Alfonso Perona Gómez. Abogado. Experto en Movilidad

 


El pasado día 29 de diciembre, el Ayuntamiento de Madrid puso en marcha restricciones en la circulación por el interior de la ciudad y otras medidas relacionadas por motivos ambientales. Sólo pudieron circular por la llamada almendra (centro de la ciudad) los vehículos con matrícula impar y algunos otros como los de mecánicas híbridas o que utilizan como combustible el gas licuado o los del transporte público.

Es la primera vez que en España se ponen en marcha este tipo de medidas restrictivas, aunque en otras ciudades europeas como París o Roma ya las han aplicado con anterioridad. Con independencia de las valoraciones que cada cual pueda hacer sobre la conveniencia de este tipo de medidas, parece evidente que hay algo que debemos que cambiar en nuestro modelo de movilidad. No podemos insistir en mantener un sistema que, entre otras cosas, nos lleva a menudo a situaciones de polución que ponen en riesgo la salud pública.

Hay que hacer cambios importantes en los patrones de movilidad. Sabemos que el transporte público, el sistema más sostenible, tiene unas limitaciones que obligan al uso de otro tipo de medios complementarios, generalmente medios de transporte individual. Parece pues muy conveniente trabajar en sistemas que permitan compartir el uso de estos medios.

Uno de los sistemas de movilidad compartida más en auge es el carsharing o flota de vehículos compartidos. En los últimos años hemos visto varias iniciativas que están desarrollando sistemas de carsharing en grandes ciudades de Europa y España. También se detecta una cierta inquietud por parte de poblaciones más pequeñas de las áreas metropolitanas de estas grandes ciudades para promover sus propios servicios de carsharing.

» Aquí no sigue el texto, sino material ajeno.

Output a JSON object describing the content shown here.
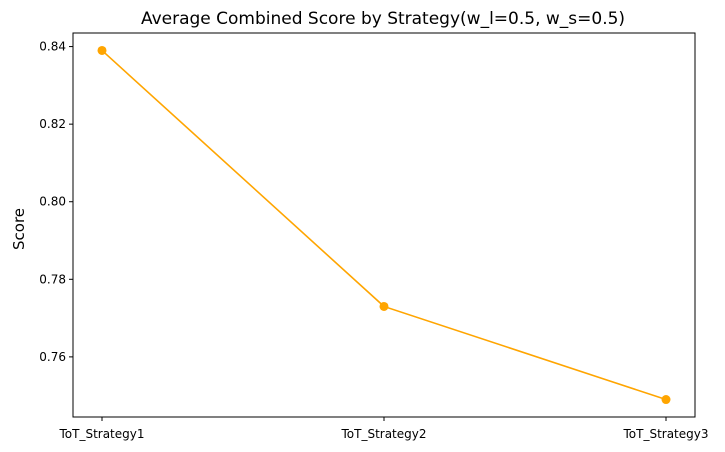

La necesidad y la urgencia de hacer cambios importantes en los modelos de movilidad, no justifica que estos cambios se hagan sin un análisis previo de los aspectos económicos, sociales y jurídicos. Nuestra experiencia nos demuestra que estos análisis se pueden realizar de forma ágil y que no es ningún impedimento ni un elemento entorpecedor de la rápida puesta en marcha del servicio.

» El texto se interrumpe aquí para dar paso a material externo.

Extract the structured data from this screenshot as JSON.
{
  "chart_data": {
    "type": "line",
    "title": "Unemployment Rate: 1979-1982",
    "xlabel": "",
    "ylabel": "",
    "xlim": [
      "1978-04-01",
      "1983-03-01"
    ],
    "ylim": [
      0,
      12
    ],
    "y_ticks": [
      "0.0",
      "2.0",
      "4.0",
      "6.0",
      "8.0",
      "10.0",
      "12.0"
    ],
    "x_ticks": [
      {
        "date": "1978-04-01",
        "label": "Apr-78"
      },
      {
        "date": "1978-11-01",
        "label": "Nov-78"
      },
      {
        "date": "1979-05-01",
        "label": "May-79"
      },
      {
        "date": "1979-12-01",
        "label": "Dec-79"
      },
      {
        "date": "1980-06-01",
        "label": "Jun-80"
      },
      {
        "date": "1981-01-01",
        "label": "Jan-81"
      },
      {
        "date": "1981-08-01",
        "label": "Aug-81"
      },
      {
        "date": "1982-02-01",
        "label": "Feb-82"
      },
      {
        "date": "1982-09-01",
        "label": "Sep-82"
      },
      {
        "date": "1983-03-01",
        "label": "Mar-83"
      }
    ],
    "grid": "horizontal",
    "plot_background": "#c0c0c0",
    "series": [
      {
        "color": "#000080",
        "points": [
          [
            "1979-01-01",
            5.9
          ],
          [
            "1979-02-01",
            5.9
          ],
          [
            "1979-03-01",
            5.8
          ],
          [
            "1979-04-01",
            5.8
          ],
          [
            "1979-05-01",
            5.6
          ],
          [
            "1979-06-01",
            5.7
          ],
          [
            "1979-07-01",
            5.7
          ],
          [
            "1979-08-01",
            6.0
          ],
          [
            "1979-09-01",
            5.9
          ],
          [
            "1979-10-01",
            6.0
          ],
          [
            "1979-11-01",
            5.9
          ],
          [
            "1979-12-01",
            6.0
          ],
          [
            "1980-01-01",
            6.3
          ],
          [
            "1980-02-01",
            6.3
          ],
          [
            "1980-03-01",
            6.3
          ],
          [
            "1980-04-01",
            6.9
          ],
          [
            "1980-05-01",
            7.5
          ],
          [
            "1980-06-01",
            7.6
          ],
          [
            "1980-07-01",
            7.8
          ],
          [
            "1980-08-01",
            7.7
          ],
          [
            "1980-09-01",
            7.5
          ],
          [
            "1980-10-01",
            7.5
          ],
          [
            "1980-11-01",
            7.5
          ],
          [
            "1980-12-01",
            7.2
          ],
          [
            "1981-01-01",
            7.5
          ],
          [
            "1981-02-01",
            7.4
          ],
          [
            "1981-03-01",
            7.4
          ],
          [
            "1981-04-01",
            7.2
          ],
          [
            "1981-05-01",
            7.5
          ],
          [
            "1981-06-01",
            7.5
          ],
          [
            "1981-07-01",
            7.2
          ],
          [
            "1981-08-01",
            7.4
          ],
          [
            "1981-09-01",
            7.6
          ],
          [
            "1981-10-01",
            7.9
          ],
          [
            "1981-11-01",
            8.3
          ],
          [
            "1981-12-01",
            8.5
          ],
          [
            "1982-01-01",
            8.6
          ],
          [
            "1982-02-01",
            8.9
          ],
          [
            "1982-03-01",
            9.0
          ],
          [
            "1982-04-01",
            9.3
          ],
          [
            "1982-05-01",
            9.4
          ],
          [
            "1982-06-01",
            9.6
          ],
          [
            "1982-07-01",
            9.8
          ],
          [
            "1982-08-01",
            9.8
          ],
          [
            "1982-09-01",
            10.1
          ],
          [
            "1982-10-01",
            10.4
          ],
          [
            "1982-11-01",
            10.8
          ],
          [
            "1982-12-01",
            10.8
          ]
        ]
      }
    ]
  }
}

Antes de tomar la decisión de poner en marcha un sistema de carsharing siempre aconsejaremos que se debe contemplar y analizar algunos parámetros que son la base del éxito del sistema y que varían de forma importante en cada población. Los análisis realizados nos demuestran que se debe tener clara la situación del municipio relativa a los municipios colindantes y los que actúan de polo de atracción; conviene saber cuáles son los hábitos de movilidad de su población, cual es el problema que el carsharing resolverá a los ciudadanos de esta población y quien lo usará; donde deben ubicarse los vehículos para que el acceso sea fácil, cómodo y conveniente para el usuario.

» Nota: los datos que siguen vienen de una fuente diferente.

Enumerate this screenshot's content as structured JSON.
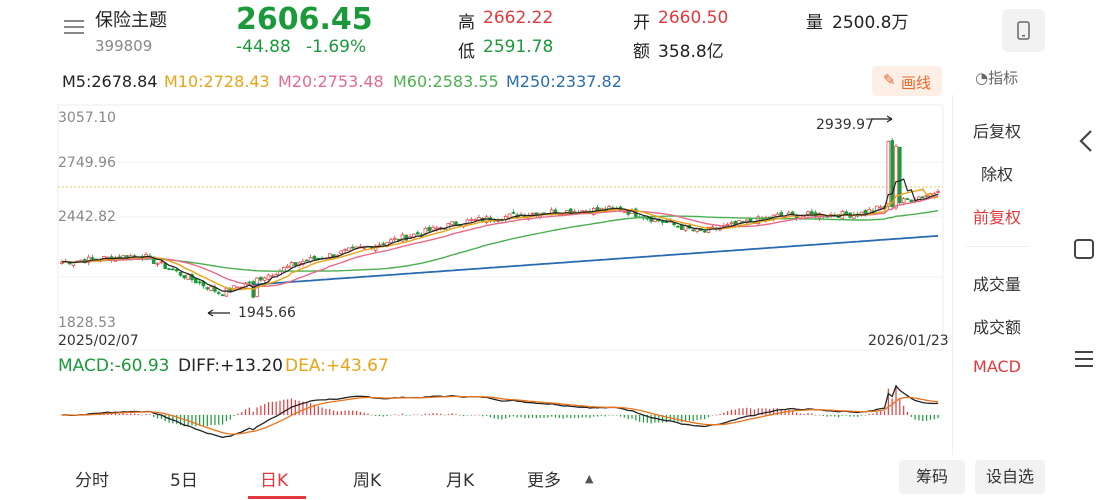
{
  "header": {
    "title": "保险主题",
    "code": "399809",
    "price": "2606.45",
    "change": "-44.88",
    "change_pct": "-1.69%",
    "high_label": "高",
    "high": "2662.22",
    "low_label": "低",
    "low": "2591.78",
    "open_label": "开",
    "open": "2660.50",
    "amount_label": "额",
    "amount": "358.8亿",
    "volume_label": "量",
    "volume": "2500.8万"
  },
  "ma": {
    "m5": "M5:2678.84",
    "m10": "M10:2728.43",
    "m20": "M20:2753.48",
    "m60": "M60:2583.55",
    "m250": "M250:2337.82",
    "draw_button": "画线",
    "indicator_button": "指标",
    "colors": {
      "m5": "#222222",
      "m10": "#e8a317",
      "m20": "#e86a8a",
      "m60": "#4caf50",
      "m250": "#2a6cb0"
    }
  },
  "axis": {
    "y_top": "3057.10",
    "y_mid": "2749.96",
    "y_low": "2442.82",
    "y_bottom": "1828.53",
    "date_start": "2025/02/07",
    "date_end": "2026/01/23",
    "max_label": "2939.97",
    "min_label": "1945.66"
  },
  "macd": {
    "macd": "MACD:-60.93",
    "diff": "DIFF:+13.20",
    "dea": "DEA:+43.67"
  },
  "side_menu": {
    "hfq": "后复权",
    "cq": "除权",
    "qfq": "前复权",
    "vol": "成交量",
    "amt": "成交额",
    "macd": "MACD"
  },
  "tabs": [
    "分时",
    "5日",
    "日K",
    "周K",
    "月K",
    "更多"
  ],
  "bottom": {
    "chips": "筹码",
    "watchlist": "设自选"
  },
  "icons": {
    "menu": "hamburger-icon",
    "landscape": "rotate-phone-icon",
    "back": "back-arrow-icon"
  },
  "chart_data": {
    "type": "candlestick",
    "title": "",
    "xlabel": "",
    "ylabel": "",
    "x_range": [
      "2025/02/07",
      "2026/01/23"
    ],
    "ylim": [
      1828.53,
      3057.1
    ],
    "close_path_approx": [
      [
        "2025/02",
        2180
      ],
      [
        "2025/03",
        2220
      ],
      [
        "2025/04",
        1990
      ],
      [
        "2025/05",
        2180
      ],
      [
        "2025/06",
        2290
      ],
      [
        "2025/07",
        2420
      ],
      [
        "2025/08",
        2480
      ],
      [
        "2025/09",
        2500
      ],
      [
        "2025/10",
        2360
      ],
      [
        "2025/11",
        2460
      ],
      [
        "2025/12",
        2470
      ],
      [
        "2026/01",
        2606.45
      ]
    ],
    "max": 2939.97,
    "min": 1945.66
  }
}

Estos aspectos citados son sólo una parte de los datos que conviene analizar antes de empezar y que aconsejamos se deba realizar siempre junto a los técnicos de los ayuntamientos correspondientes. El fracaso en la puesta en marcha, es uno de los mayores riesgos de un sistema de carsharing produce un efecto muy negativo en la población y se atribuirá al gobierno municipal. Hay que hacer todo lo posible para limitar este riesgo.